Teacher and literacy coordinator, St Kilda Primary School

Motivated and excited by her new skills and knowledge for teaching literacy, Cathy Davis is now responsible for implementing literacy initiatives across the whole school and is enjoying watching the positive impact on students’ skills and confidence.

​​​​Spreading the word on literacy learning

 Cathy Davis, Teacher and literacy coordinator, St Kilda Primary School Cathy Davis enrolled in the Leading Literacy program at Bastow in 2012 as part her new role as literacy coordinator at St Kilda Primary School.

With a background in leading mathematics initiatives, the course seemed the perfect way for Cathy to gain more knowledge about literacy teaching and learning. It also linked perfectly with her professional development leave project on the topic of punctuation and grammar in children’s writing.

As it turned out, Cathy did learn everything she needed to know about the structures and models that support exemplary literacy teaching, but she was also so inspired and so enthused by the course that she literally couldn’t wait to implement her new skills and learning in the classroom.

“I took what I learnt each day straight back to the classroom,” says Cathy. “It influenced how I formed my questions and how I structured a lesson, and it just worked a treat.”

So immediate was the impact on her students’ capabilities and attitudes that it didn’t take long for other staff to notice the dramatic changes.

“Everyone wanted to know what was happening and how these changes could be reflected across the school,” says Cathy. “I’m now out of the classroom one day a week to implement and support the literacy initiatives across the whole school.”

The experience has been a great confidence boost for Cathy, both personally and in her ability to share her new understanding and lead the program.

“Conversations at staff meetings have changed as a result – we are able to reflect on literacy teaching and learning, assess how it’s going and also look at where it’s heading.”

After 34 years as a teacher, Cathy has seen many new teaching and learning practices come and go, but she is convinced that the new literacy strategies that are being implementing at her school are definitely here to stay.

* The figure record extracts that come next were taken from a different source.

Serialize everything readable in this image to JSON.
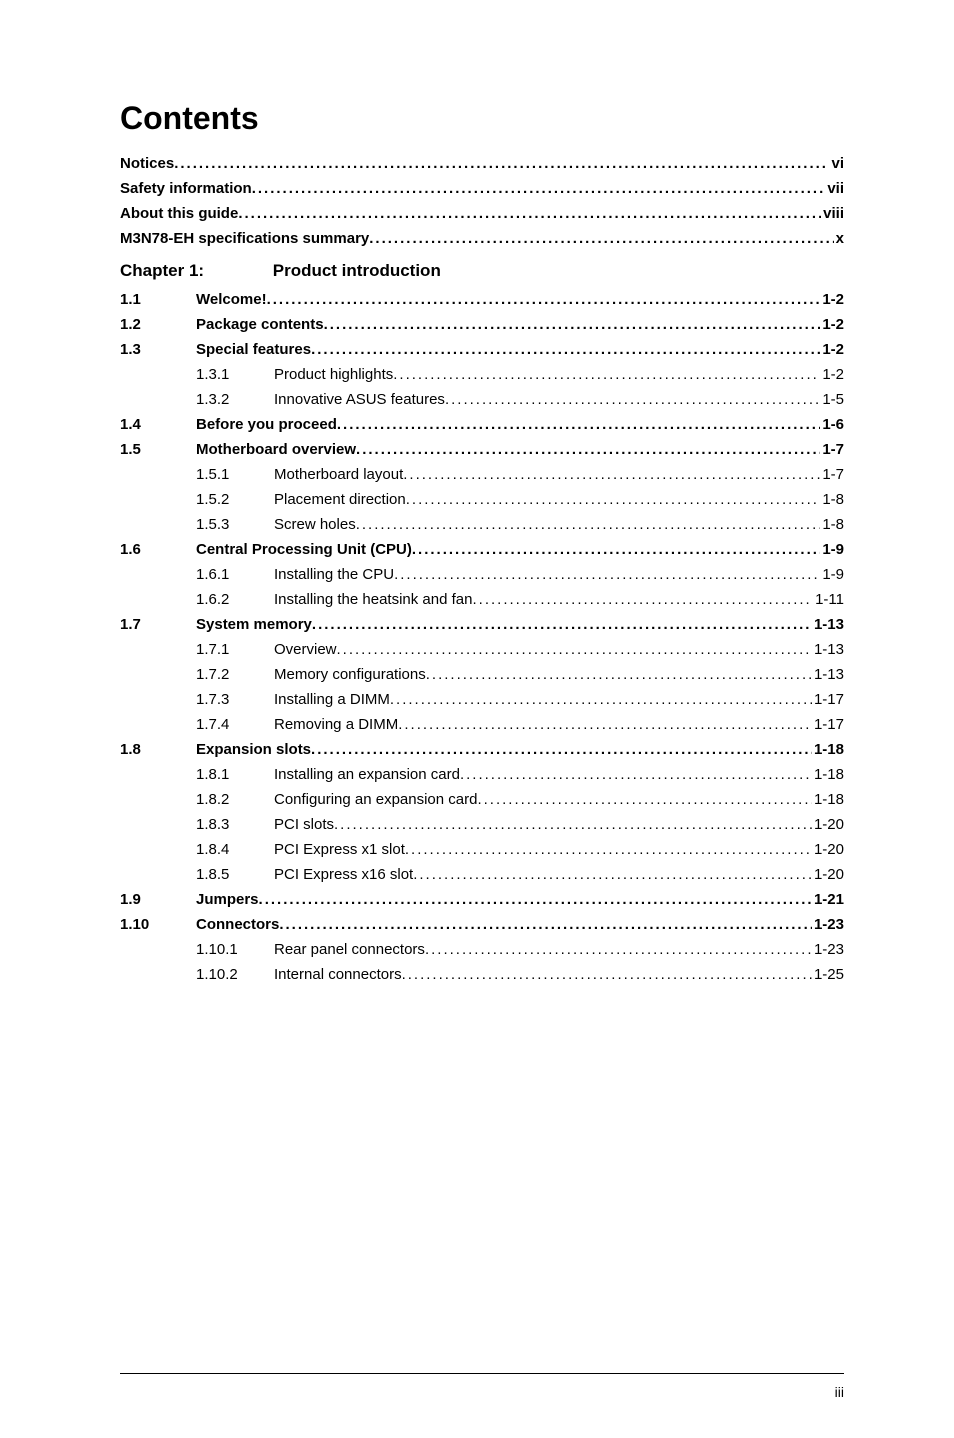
{
  "title": "Contents",
  "front_matter": [
    {
      "label": "Notices",
      "page": "vi"
    },
    {
      "label": "Safety information",
      "page": "vii"
    },
    {
      "label": "About this guide",
      "page": "viii"
    },
    {
      "label": "M3N78-EH specifications summary",
      "page": "x"
    }
  ],
  "chapter": {
    "label": "Chapter 1:",
    "title": "Product introduction"
  },
  "entries": [
    {
      "level": 1,
      "bold": true,
      "num": "1.1",
      "label": "Welcome!",
      "page": "1-2"
    },
    {
      "level": 1,
      "bold": true,
      "num": "1.2",
      "label": "Package contents",
      "page": "1-2"
    },
    {
      "level": 1,
      "bold": true,
      "num": "1.3",
      "label": "Special features",
      "page": "1-2"
    },
    {
      "level": 2,
      "bold": false,
      "num": "1.3.1",
      "label": "Product highlights",
      "page": "1-2"
    },
    {
      "level": 2,
      "bold": false,
      "num": "1.3.2",
      "label": "Innovative ASUS features",
      "page": "1-5"
    },
    {
      "level": 1,
      "bold": true,
      "num": "1.4",
      "label": "Before you proceed",
      "page": "1-6"
    },
    {
      "level": 1,
      "bold": true,
      "num": "1.5",
      "label": "Motherboard overview",
      "page": "1-7"
    },
    {
      "level": 2,
      "bold": false,
      "num": "1.5.1",
      "label": "Motherboard layout",
      "page": "1-7"
    },
    {
      "level": 2,
      "bold": false,
      "num": "1.5.2",
      "label": "Placement direction",
      "page": "1-8"
    },
    {
      "level": 2,
      "bold": false,
      "num": "1.5.3",
      "label": "Screw holes",
      "page": "1-8"
    },
    {
      "level": 1,
      "bold": true,
      "num": "1.6",
      "label": "Central Processing Unit (CPU)",
      "page": "1-9"
    },
    {
      "level": 2,
      "bold": false,
      "num": "1.6.1",
      "label": "Installing the CPU",
      "page": "1-9"
    },
    {
      "level": 2,
      "bold": false,
      "num": "1.6.2",
      "label": "Installing the heatsink and fan",
      "page": "1-11"
    },
    {
      "level": 1,
      "bold": true,
      "num": "1.7",
      "label": "System memory",
      "page": "1-13"
    },
    {
      "level": 2,
      "bold": false,
      "num": "1.7.1",
      "label": "Overview",
      "page": "1-13"
    },
    {
      "level": 2,
      "bold": false,
      "num": "1.7.2",
      "label": "Memory configurations",
      "page": "1-13"
    },
    {
      "level": 2,
      "bold": false,
      "num": "1.7.3",
      "label": "Installing a DIMM",
      "page": "1-17"
    },
    {
      "level": 2,
      "bold": false,
      "num": "1.7.4",
      "label": "Removing a DIMM",
      "page": "1-17"
    },
    {
      "level": 1,
      "bold": true,
      "num": "1.8",
      "label": "Expansion slots",
      "page": "1-18"
    },
    {
      "level": 2,
      "bold": false,
      "num": "1.8.1",
      "label": "Installing an expansion card",
      "page": "1-18"
    },
    {
      "level": 2,
      "bold": false,
      "num": "1.8.2",
      "label": "Configuring an expansion card",
      "page": "1-18"
    },
    {
      "level": 2,
      "bold": false,
      "num": "1.8.3",
      "label": "PCI slots",
      "page": "1-20"
    },
    {
      "level": 2,
      "bold": false,
      "num": "1.8.4",
      "label": "PCI Express x1 slot",
      "page": "1-20"
    },
    {
      "level": 2,
      "bold": false,
      "num": "1.8.5",
      "label": "PCI Express x16 slot",
      "page": "1-20"
    },
    {
      "level": 1,
      "bold": true,
      "num": "1.9",
      "label": "Jumpers",
      "page": "1-21"
    },
    {
      "level": 1,
      "bold": true,
      "num": "1.10",
      "label": "Connectors",
      "page": "1-23"
    },
    {
      "level": 2,
      "bold": false,
      "num": "1.10.1",
      "label": "Rear panel connectors",
      "page": "1-23"
    },
    {
      "level": 2,
      "bold": false,
      "num": "1.10.2",
      "label": "Internal connectors",
      "page": "1-25"
    }
  ],
  "footer": {
    "page_number": "iii"
  }
}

​“This is the most positive change I’ve ever experienced,” says Cathy. “This approach is already starting to lift students’ attitudes and capabilities, and because we are part of a network of schools, this will definitely feed out.” says Cathy.

She loved “every single minute of every Bastow session” and found the opportunity to discuss her research topic with other teachers extremely valuable. She was also very impressed by the facilitators’ knowledge, expertise and ability to make complex information highly accessible.

“They gave us a broad, well-rounded picture of literacy – it put everything into perspective and all the resources were just fabulous.”

But Cathy’s new passion for literacy is nowhere more apparent than when she talks about the impact on the students.

“We had one little boy who read this most amazing story at the end of last year – the depth that he achieved and just how happy he was with it – I had tears in my eyes,” says Cathy.

​“That’s the best thing – students finish the year viewing themselves as writers - good writers - and really believing in their writing.”